Blockchain Shatters Barriers to Healthy Retail Engagement
The retail industry is like an onion, with countless layers of intermediaries and supplementary services behind a customer portal like Amazon.com, all contributing to the convenience that customers experience when shopping. Any online platform that purports to serve some retail function is no different, even those with relatively straightforward business models. Discount and promotion sites that help local retail businesses pull customers from the web and into their store are some of these, and despite that some work as advertised, their ballooning presence in the industry has revealed troublesome fissures.
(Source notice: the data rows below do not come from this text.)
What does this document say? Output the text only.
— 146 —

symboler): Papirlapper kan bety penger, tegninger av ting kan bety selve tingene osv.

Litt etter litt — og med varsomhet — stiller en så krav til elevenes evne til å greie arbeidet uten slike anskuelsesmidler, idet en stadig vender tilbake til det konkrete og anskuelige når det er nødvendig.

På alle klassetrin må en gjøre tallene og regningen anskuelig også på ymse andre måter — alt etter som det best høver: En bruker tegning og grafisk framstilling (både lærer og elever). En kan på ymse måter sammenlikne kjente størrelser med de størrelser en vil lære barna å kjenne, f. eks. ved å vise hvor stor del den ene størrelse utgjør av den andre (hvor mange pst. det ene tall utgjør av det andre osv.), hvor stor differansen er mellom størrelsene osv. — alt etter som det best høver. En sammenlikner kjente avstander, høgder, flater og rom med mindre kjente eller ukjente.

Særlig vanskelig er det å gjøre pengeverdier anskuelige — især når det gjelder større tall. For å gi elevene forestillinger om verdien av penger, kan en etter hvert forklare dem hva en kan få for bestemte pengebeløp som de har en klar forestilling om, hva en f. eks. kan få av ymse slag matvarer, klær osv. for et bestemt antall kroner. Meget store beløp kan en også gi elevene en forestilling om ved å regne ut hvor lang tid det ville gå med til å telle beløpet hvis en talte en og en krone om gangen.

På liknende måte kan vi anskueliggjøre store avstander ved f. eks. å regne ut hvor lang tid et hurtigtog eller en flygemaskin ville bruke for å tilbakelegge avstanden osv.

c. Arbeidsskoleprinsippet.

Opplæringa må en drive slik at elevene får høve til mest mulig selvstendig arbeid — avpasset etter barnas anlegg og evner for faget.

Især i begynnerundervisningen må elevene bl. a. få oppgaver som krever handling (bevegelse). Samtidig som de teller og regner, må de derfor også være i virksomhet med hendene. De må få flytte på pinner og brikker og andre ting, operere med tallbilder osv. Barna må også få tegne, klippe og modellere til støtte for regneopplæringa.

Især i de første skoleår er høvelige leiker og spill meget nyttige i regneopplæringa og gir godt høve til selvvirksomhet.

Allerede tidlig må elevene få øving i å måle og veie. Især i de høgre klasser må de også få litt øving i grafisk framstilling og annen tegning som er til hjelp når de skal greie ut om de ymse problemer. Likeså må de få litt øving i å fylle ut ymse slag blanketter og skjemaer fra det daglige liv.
Brick and mortar merchants can no doubt gain value from these services, but it’s no walk in the park. Services with origins on the traditional, centralized internet are themselves data consumers, and so can’t properly align their interests with their own users. As such, it’s possible to squeeze some value from them, but not sustainably or reliably. The industry has been mired in this sticky status quo for some time and hasn’t seen a way out until blockchain started hitting headlines. Clever retail innovators using the young decentralized ledger technology are already testing their freshly developed platforms with customers, and have managed to deliver stakeholders a better deal relative to the old paradigm.
The Old Ways Are Officially Outdated
Groupon, FourSquare, and other large companies have created a de facto stranglehold on the location-based marketing industry, setting their own rules and focusing primarily on protecting their bottom lines to the detriment of all other relevant stakeholders. To give these customers access to information about their ripest local audience, they first must buy it from data collectors further up the funnel—dominant aggregators like Facebook or Amazon, which knows what products or services are sought after and where these individuals are located.
In their efforts to cover these costs and more, Groupon institutes some questionable policies designed to push merchants to the limit of their finances. Coupons with a minimum discount of 50% are meant to entice customers to buy, despite that Groupon’s opaque campaign optimization tools make it difficult to break even. The coupons are also limited in their redemption to ensure that customers take advantage on the sooner side. Unfortunately, this attracts the wrong kind of customer—those that only visit to get a discount—and who will likely get a degraded experience anyway, because the business is being overrun by savvy shoppers looking to redeem their latest deal. Breaking even is all that many can hope for, yet there has been a scarcity of alternatives, until now.
A New Challenger Emerges
Blockchain has helped emerging retail engagement leaders like HotNow and Incent to turn the tables on this inequitable status quo. The first and most important ingredient in HotNow’s unique platform is their pivotal cryptocurrency HoToKeN, which is a more flexible, valuable version of the coupons that Groupon makes redeemable at local establishments. However, where Groupon cares only that customers buy the coupons, HotNow lets customers earn tokens by providing local merchants with value from the outset. Merchants reward customers autonomously via smart contracts associated with various customizable missions—crucial organic marketing activities like writing product reviews, answering a poll, trying and posting about a new item on the menu, or playing an interactive game.
In turn, customers will be able to redeem these tokens on products or services at their favorite participating merchants, and even borrow them in bulk, if the ledger can demonstrate that they’ve been a loyal and active advocate. Another new entrant to retail is Incent, an Australian company using their INCNT cryptocurrency to help brands motivate certain behavior online. Their platform pivots on a cross-browser extension that functions as a tracker and cryptocurrency wallet. Incent essentially provides companies a channel directly to consumers who are willing to be paid for their valuable data, and allows them to conduct market research via the platform as well.
These models better incentivize customers to deliver value from the beginning and sustain it long-term. Such a healthy retail relationship is only possible with a system in which all stakeholders benefit from adding value instead of siphoning it away, which befits blockchain specifically.
A Future Built on Blockchain
Though the modern retail environment is defined by its asymmetries, blockchain is bringing a new dawn to businesses that used to have no other form of recourse. Blockchain marketplaces for any product or service are naturally self-balancing, due to the virtual impossibility of any single entity consolidating data or power. This is a better situation for everyone, despite the protests that will be heard from dominant and entrenched companies like Amazon, who have the entire industry in a headlock.
A future on blockchain looks to be a bright place, but it first requires that companies provide encouraging, transformative platforms to draw users. Thankfully, they have many fine examples to gather inspiration from in their quest to create a mutually beneficial retail dynamic. As user adoption grows alongside the accessibility of these new utilities, the embrace of the ecosystem will only expand as all the relevant users and stakeholders derive benefits from its advantageous attributes.